When Speed Really Counts

So here’s the thing with whittling down statistics when you are looking for a Gold Cup winner, speed matters.

The distance of the Gold Cup is 3m2½f, and in the last five years, the winner has crossed the post in less than 6 minutes 51 seconds.

When it comes to the entries and runners on the day, most will have ticked a lot of the boxes, otherwise they wouldn’t be in the race.

However, a quick glance at their Top Speed (you can find this on the Racing Post race card) will tell you whether they have that burst of energy needed to get over the finishing line.

Compare how fast they finished a previous race over that distance and one or two will always come out ahead as being faster than the others.

What you have to remember is that all of the horses will carry the same weight. So what separates them is how fast they can run. The faster the horse, the higher the chance of success.

The Importance Of Training

Training also seems to play a huge part in deciding who’ll win. From the last 15 Cheltenham Gold Cups, seven of the winners have been British trained and eight in Ireland.

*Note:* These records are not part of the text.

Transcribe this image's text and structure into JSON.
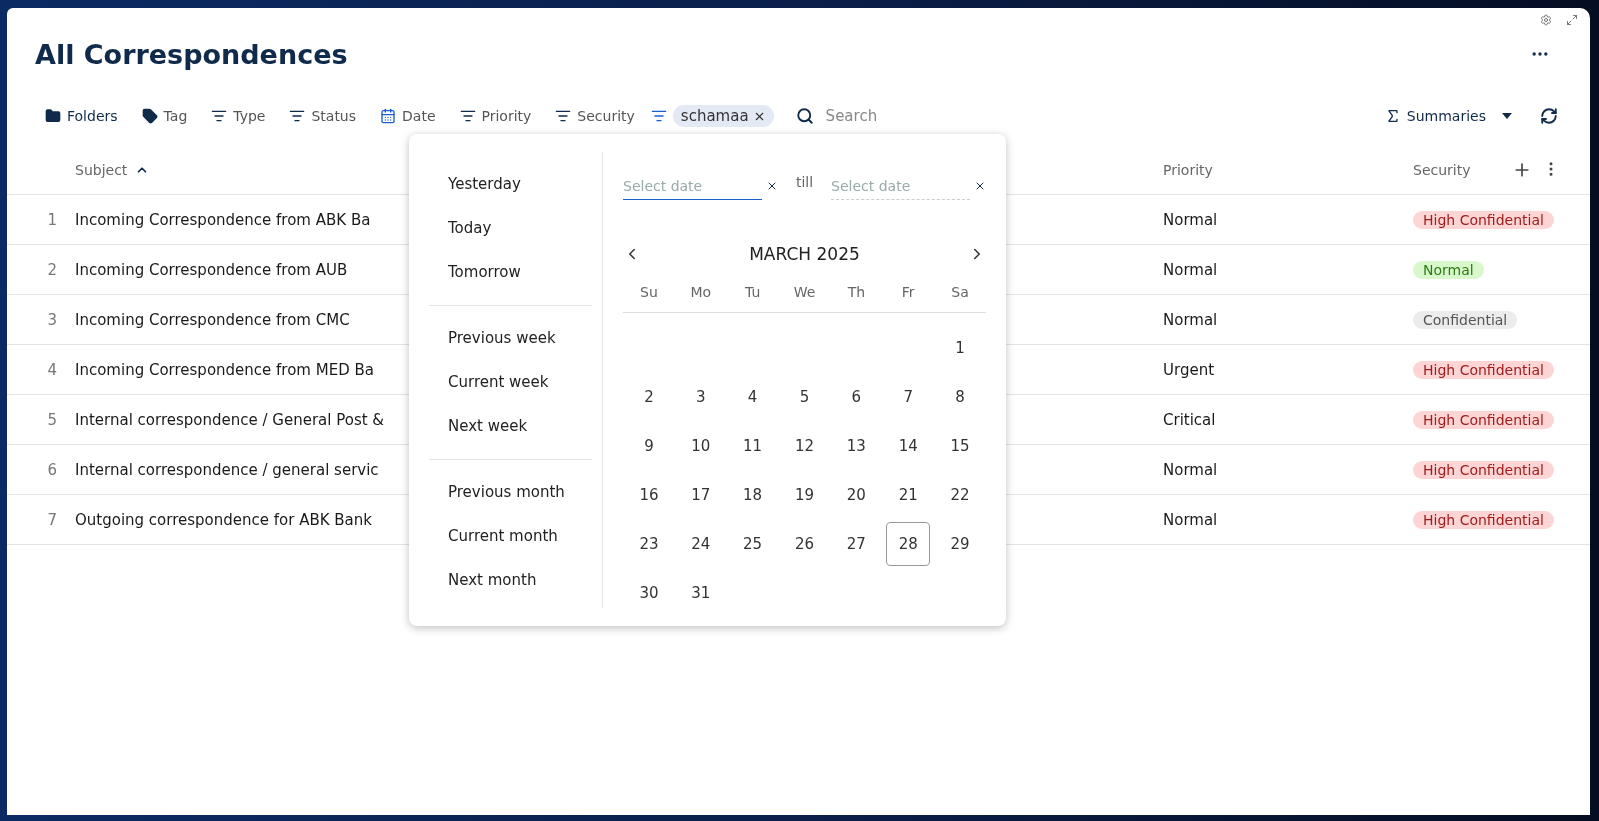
{
  "title": "All Correspondences",
  "toolbar": {
    "filters": [
      {
        "label": "Folders",
        "kind": "folder",
        "active": false
      },
      {
        "label": "Tag",
        "kind": "tag",
        "active": false
      },
      {
        "label": "Type",
        "kind": "filter",
        "active": false
      },
      {
        "label": "Status",
        "kind": "filter",
        "active": false
      },
      {
        "label": "Date",
        "kind": "calendar",
        "active": true
      },
      {
        "label": "Priority",
        "kind": "filter",
        "active": false
      },
      {
        "label": "Security",
        "kind": "filter",
        "active": false
      }
    ],
    "chip": {
      "label": "schamaa"
    },
    "search": {
      "placeholder": "Search"
    },
    "summaries": "Summaries"
  },
  "table": {
    "columns": [
      {
        "label": "Subject",
        "sorted": true
      },
      {
        "label": "Priority",
        "sorted": false
      },
      {
        "label": "Security",
        "sorted": false
      }
    ],
    "rows": [
      {
        "number": "1",
        "subject": "Incoming Correspondence from ABK Ba",
        "priority": "Normal",
        "security": {
          "label": "High Confidential",
          "kind": "high"
        }
      },
      {
        "number": "2",
        "subject": "Incoming Correspondence from AUB",
        "priority": "Normal",
        "security": {
          "label": "Normal",
          "kind": "normal"
        }
      },
      {
        "number": "3",
        "subject": "Incoming Correspondence from CMC",
        "priority": "Normal",
        "security": {
          "label": "Confidential",
          "kind": "confidential"
        }
      },
      {
        "number": "4",
        "subject": "Incoming Correspondence from MED Ba",
        "priority": "Urgent",
        "security": {
          "label": "High Confidential",
          "kind": "high"
        }
      },
      {
        "number": "5",
        "subject": "Internal correspondence / General Post &",
        "priority": "Critical",
        "security": {
          "label": "High Confidential",
          "kind": "high"
        }
      },
      {
        "number": "6",
        "subject": "Internal correspondence / general servic",
        "priority": "Normal",
        "security": {
          "label": "High Confidential",
          "kind": "high"
        }
      },
      {
        "number": "7",
        "subject": "Outgoing correspondence for ABK Bank",
        "priority": "Normal",
        "security": {
          "label": "High Confidential",
          "kind": "high"
        }
      }
    ]
  },
  "date_picker": {
    "presets": [
      [
        "Yesterday",
        "Today",
        "Tomorrow"
      ],
      [
        "Previous week",
        "Current week",
        "Next week"
      ],
      [
        "Previous month",
        "Current month",
        "Next month"
      ]
    ],
    "from": {
      "placeholder": "Select date",
      "focused": true
    },
    "till_label": "till",
    "to": {
      "placeholder": "Select date",
      "focused": false
    },
    "month": "MARCH 2025",
    "weekdays": [
      "Su",
      "Mo",
      "Tu",
      "We",
      "Th",
      "Fr",
      "Sa"
    ],
    "weeks": [
      {
        "kind": "lead",
        "days": [
          {
            "label": "1",
            "today": false
          }
        ]
      },
      {
        "kind": "full",
        "days": [
          {
            "label": "2",
            "today": false
          },
          {
            "label": "3",
            "today": false
          },
          {
            "label": "4",
            "today": false
          },
          {
            "label": "5",
            "today": false
          },
          {
            "label": "6",
            "today": false
          },
          {
            "label": "7",
            "today": false
          },
          {
            "label": "8",
            "today": false
          }
        ]
      },
      {
        "kind": "full",
        "days": [
          {
            "label": "9",
            "today": false
          },
          {
            "label": "10",
            "today": false
          },
          {
            "label": "11",
            "today": false
          },
          {
            "label": "12",
            "today": false
          },
          {
            "label": "13",
            "today": false
          },
          {
            "label": "14",
            "today": false
          },
          {
            "label": "15",
            "today": false
          }
        ]
      },
      {
        "kind": "full",
        "days": [
          {
            "label": "16",
            "today": false
          },
          {
            "label": "17",
            "today": false
          },
          {
            "label": "18",
            "today": false
          },
          {
            "label": "19",
            "today": false
          },
          {
            "label": "20",
            "today": false
          },
          {
            "label": "21",
            "today": false
          },
          {
            "label": "22",
            "today": false
          }
        ]
      },
      {
        "kind": "full",
        "days": [
          {
            "label": "23",
            "today": false
          },
          {
            "label": "24",
            "today": false
          },
          {
            "label": "25",
            "today": false
          },
          {
            "label": "26",
            "today": false
          },
          {
            "label": "27",
            "today": false
          },
          {
            "label": "28",
            "today": true
          },
          {
            "label": "29",
            "today": false
          }
        ]
      },
      {
        "kind": "tail",
        "days": [
          {
            "label": "30",
            "today": false
          },
          {
            "label": "31",
            "today": false
          }
        ]
      }
    ]
  }
}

The dominance of the Irish at the Cheltenham Festival can really be felt in the Gold Cup.

Eight of the last ten wins have gone to the Irish with Willie Mullins and Henry De Bromhead winning the last five between them.

With the likes of Galopin Des Champs, Allaho, and Gerri Colombe potentially contending in 2024, it could just head back to the Emerald Isle again.

Gold Cup Winner Stats

When you’re deciding who will emerge victorious for this year’s Gold Cup, bear in mind that history tells us a lot.

The winner is statistically likely to be fairly short-priced (at less than 7-1). It will most likely be aged 7 or 8, and will probably be trained in Ireland.

This year’s favourite Galopin Des Champs won the race last year, is trained by Willie Mullins in Ireland and is 8-years-old.

Likewise two of the next three in the Gold Cup betting markets are Gerri Colombe from Gordon Elliott, Shiskin from Nicky Henderson, and Factorslow from Martin Brassil.